Intraday Liquidity - Risk and Regulation

Our Financial Stability Papers are designed to develop new insights into risk management, to promote risk reduction policies, to improve financial crisis management planning or to report on aspects of our systemic financial stability work.
Published on 02 June 2011

Financial Stability Paper No. 11
By Alan Ball, Edward Denbee, Mark Manning and Anne Wetherilt

Banks require access to liquidity intraday in order to settle obligations in payment and settlement systems. The recent financial crisis has highlighted the need for banks to improve their liquidity risk management, including the management of intraday liquidity risk. The FSA’s new liquidity regime includes intraday liquidity as a key risk driver and requires that banks calibrate their liquid asset buffers considering their need for liquidity intraday, both in normal and stressed circumstances.
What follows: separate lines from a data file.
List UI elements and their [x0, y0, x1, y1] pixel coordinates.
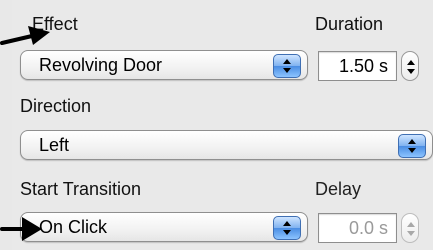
start-transition-label: Start Transition: [20, 179, 142, 199]
delay-stepper[interactable]: [401, 213, 419, 243]
duration-value: 1.50 s: [338, 56, 388, 76]
annotation-arrow-icon: [0, 217, 42, 241]
transition-inspector-panel: Effect Duration Revolving Door 1.50 s Di…: [12, 0, 433, 250]
duration-label: Duration: [315, 14, 384, 34]
effect-popup[interactable]: Revolving Door: [20, 50, 308, 80]
stepper-arrows-icon: [407, 60, 415, 74]
direction-popup[interactable]: Left: [20, 130, 433, 160]
delay-value: 0.0 s: [348, 218, 388, 238]
direction-label: Direction: [20, 96, 92, 116]
start-transition-value: On Click: [39, 217, 108, 237]
annotation-arrow-icon: [0, 26, 50, 45]
chevron-up-down-icon: [398, 134, 426, 158]
delay-field[interactable]: 0.0 s: [318, 213, 397, 243]
stepper-arrows-icon: [407, 222, 415, 236]
duration-stepper[interactable]: [401, 51, 419, 81]
effect-value: Revolving Door: [39, 55, 163, 75]
delay-label: Delay: [315, 179, 362, 199]
duration-field[interactable]: 1.50 s: [318, 51, 397, 81]
start-transition-popup[interactable]: On Click: [20, 212, 308, 242]
chevron-up-down-icon: [273, 54, 301, 78]
direction-value: Left: [39, 135, 70, 155]
chevron-up-down-icon: [273, 216, 301, 240]
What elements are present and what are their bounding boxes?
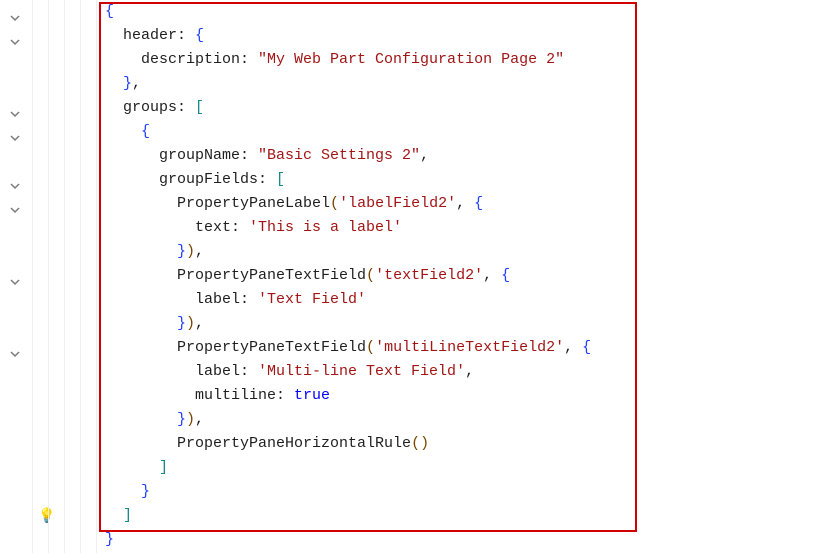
code-editor[interactable]: 💡 { header: { description: "My Web Part …: [0, 0, 815, 553]
code-content[interactable]: { header: { description: "My Web Part Co…: [105, 0, 815, 552]
fold-chevron-icon[interactable]: [9, 348, 21, 360]
fold-chevron-icon[interactable]: [9, 276, 21, 288]
fold-chevron-icon[interactable]: [9, 12, 21, 24]
fold-chevron-icon[interactable]: [9, 108, 21, 120]
fold-gutter: 💡: [0, 0, 30, 553]
fold-chevron-icon[interactable]: [9, 132, 21, 144]
fold-chevron-icon[interactable]: [9, 204, 21, 216]
fold-chevron-icon[interactable]: [9, 180, 21, 192]
indent-guides: [30, 0, 105, 553]
fold-chevron-icon[interactable]: [9, 36, 21, 48]
code-area[interactable]: { header: { description: "My Web Part Co…: [105, 0, 815, 553]
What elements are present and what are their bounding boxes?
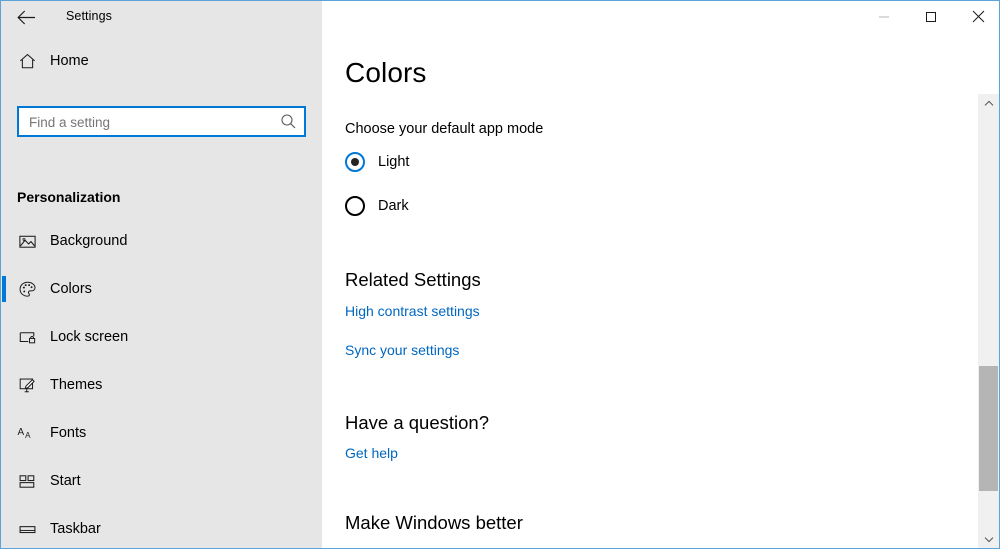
sidebar-item-label-taskbar: Taskbar <box>50 521 101 537</box>
sidebar-item-label-fonts: Fonts <box>50 425 87 441</box>
chevron-up-icon <box>984 100 994 107</box>
link-high-contrast-settings[interactable]: High contrast settings <box>345 303 480 319</box>
palette-icon <box>16 278 38 300</box>
close-button[interactable] <box>955 1 999 32</box>
scrollbar-down-button[interactable] <box>978 530 999 548</box>
chevron-down-icon <box>984 536 994 543</box>
home-icon <box>16 50 38 72</box>
paintbrush-icon <box>16 374 38 396</box>
radio-option-dark[interactable]: Dark <box>345 194 409 218</box>
page-title: Colors <box>345 57 427 88</box>
sidebar-item-label-start: Start <box>50 473 81 489</box>
sidebar-item-label-background: Background <box>50 233 128 249</box>
sidebar: Home Personalization Background <box>1 33 322 548</box>
sidebar-item-taskbar[interactable]: Taskbar <box>1 509 322 548</box>
minimize-button[interactable] <box>861 1 907 32</box>
search-box[interactable] <box>17 106 306 137</box>
sidebar-item-colors[interactable]: Colors <box>1 269 322 309</box>
title-bar: Settings <box>1 1 999 33</box>
link-get-help[interactable]: Get help <box>345 445 398 461</box>
fonts-icon: A A <box>16 422 38 444</box>
scrollbar-thumb[interactable] <box>979 366 998 491</box>
sidebar-item-fonts[interactable]: A A Fonts <box>1 413 322 453</box>
selection-indicator <box>2 276 6 302</box>
taskbar-icon <box>16 518 38 540</box>
make-windows-better-heading: Make Windows better <box>345 512 523 533</box>
search-icon[interactable] <box>280 113 297 130</box>
radio-option-light[interactable]: Light <box>345 150 409 174</box>
sidebar-item-themes[interactable]: Themes <box>1 365 322 405</box>
sidebar-item-label-lock-screen: Lock screen <box>50 329 129 345</box>
image-icon <box>16 230 38 252</box>
link-sync-your-settings[interactable]: Sync your settings <box>345 342 459 358</box>
have-a-question-heading: Have a question? <box>345 412 489 433</box>
related-settings-heading: Related Settings <box>345 269 481 290</box>
maximize-icon <box>925 11 937 23</box>
app-title: Settings <box>66 9 112 23</box>
lock-screen-icon <box>16 326 38 348</box>
sidebar-item-background[interactable]: Background <box>1 221 322 261</box>
radio-label-light: Light <box>378 154 410 170</box>
search-input[interactable] <box>27 108 276 137</box>
back-arrow-icon <box>16 10 36 25</box>
radio-label-dark: Dark <box>378 198 409 214</box>
sidebar-item-lock-screen[interactable]: Lock screen <box>1 317 322 357</box>
svg-text:A: A <box>25 430 31 439</box>
back-button[interactable] <box>9 2 43 32</box>
sidebar-item-label-colors: Colors <box>50 281 92 297</box>
content-pane: Colors Choose your default app mode Ligh… <box>322 33 978 548</box>
close-icon <box>972 10 985 23</box>
vertical-scrollbar[interactable] <box>978 94 999 548</box>
sidebar-item-label-themes: Themes <box>50 377 103 393</box>
start-tiles-icon <box>16 470 38 492</box>
minimize-icon <box>878 11 890 23</box>
sidebar-group-title: Personalization <box>17 189 121 205</box>
settings-window: Settings Home Find a setting Personaliza… <box>0 0 1000 549</box>
scrollbar-up-button[interactable] <box>978 94 999 112</box>
radio-button-light[interactable] <box>345 152 365 172</box>
maximize-button[interactable] <box>908 1 954 32</box>
title-bar-left-pane <box>1 1 322 33</box>
sidebar-item-start[interactable]: Start <box>1 461 322 501</box>
sidebar-item-home[interactable]: Home <box>1 41 322 81</box>
radio-button-dark[interactable] <box>345 196 365 216</box>
svg-text:A: A <box>17 426 24 437</box>
sidebar-item-label-home: Home <box>50 53 89 69</box>
app-mode-label: Choose your default app mode <box>345 121 544 137</box>
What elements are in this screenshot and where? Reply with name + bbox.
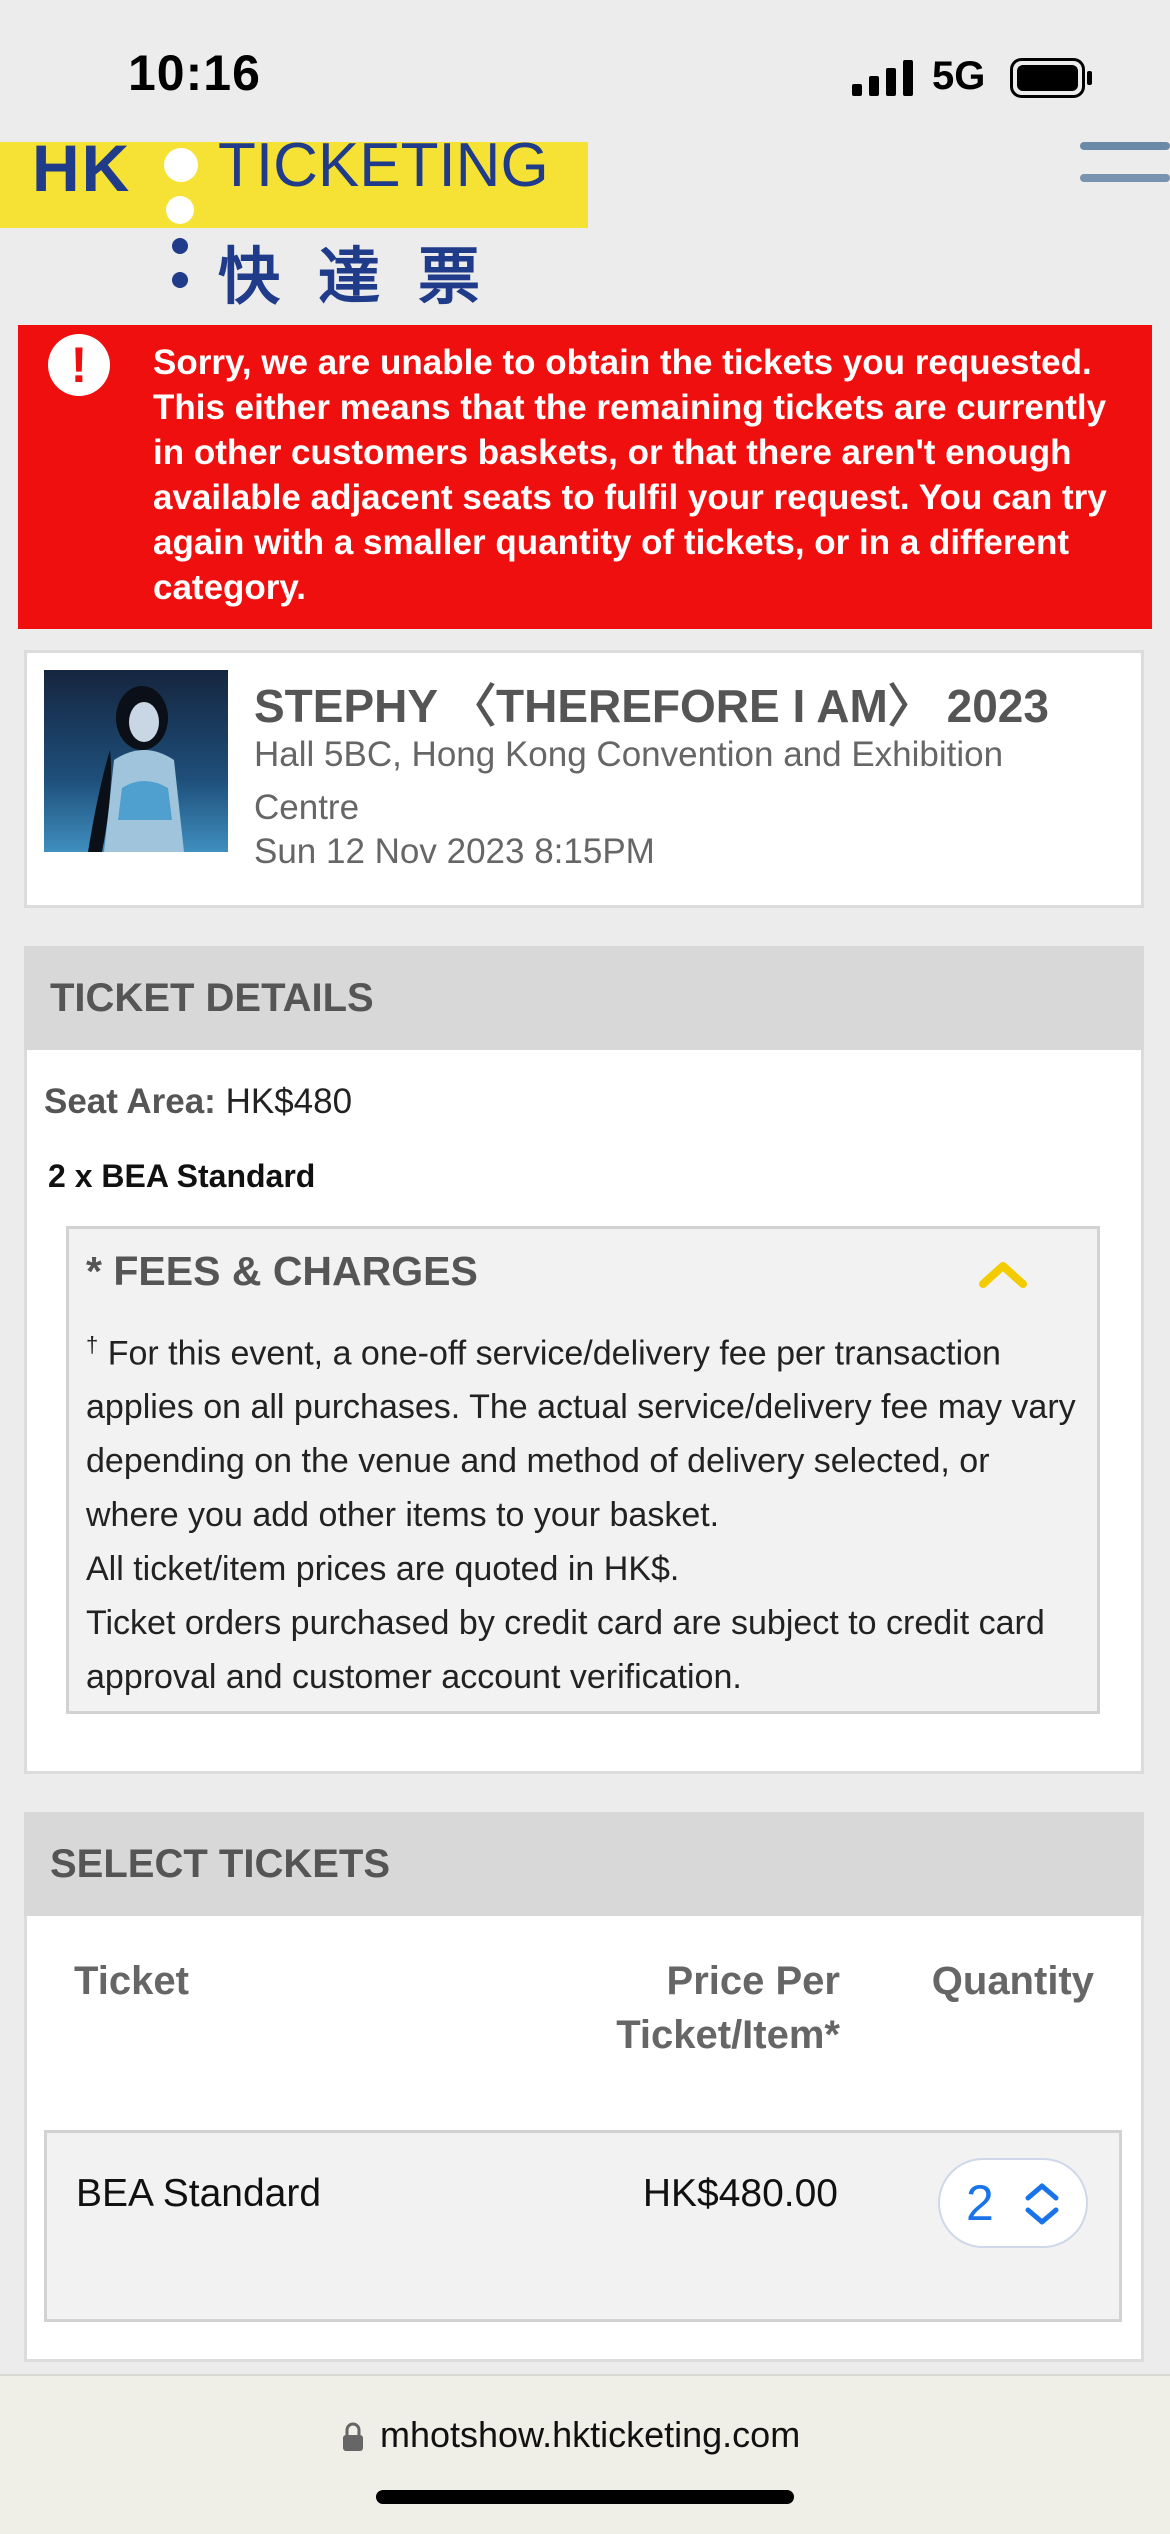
dagger-mark: † [86, 1332, 99, 1357]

The Bank fully supports this approach. However, this will increase the cost of intraday liquidity and so could create incentives for banks to change their behaviour as they seek to minimise costs. If this results in payment delays, it risks jeopardising the smooth functioning of payment and settlement systems. There are a number of tools that authorities could use to minimise the chance of adverse behavioural changes. Such tools include the introduction of liquidity saving mechanisms, the strengthening of throughput rules, payment tariffs that vary through the day, setting central bank collateral eligibility criteria for intraday liquidity and regulatory ‘deep dive’ assessments.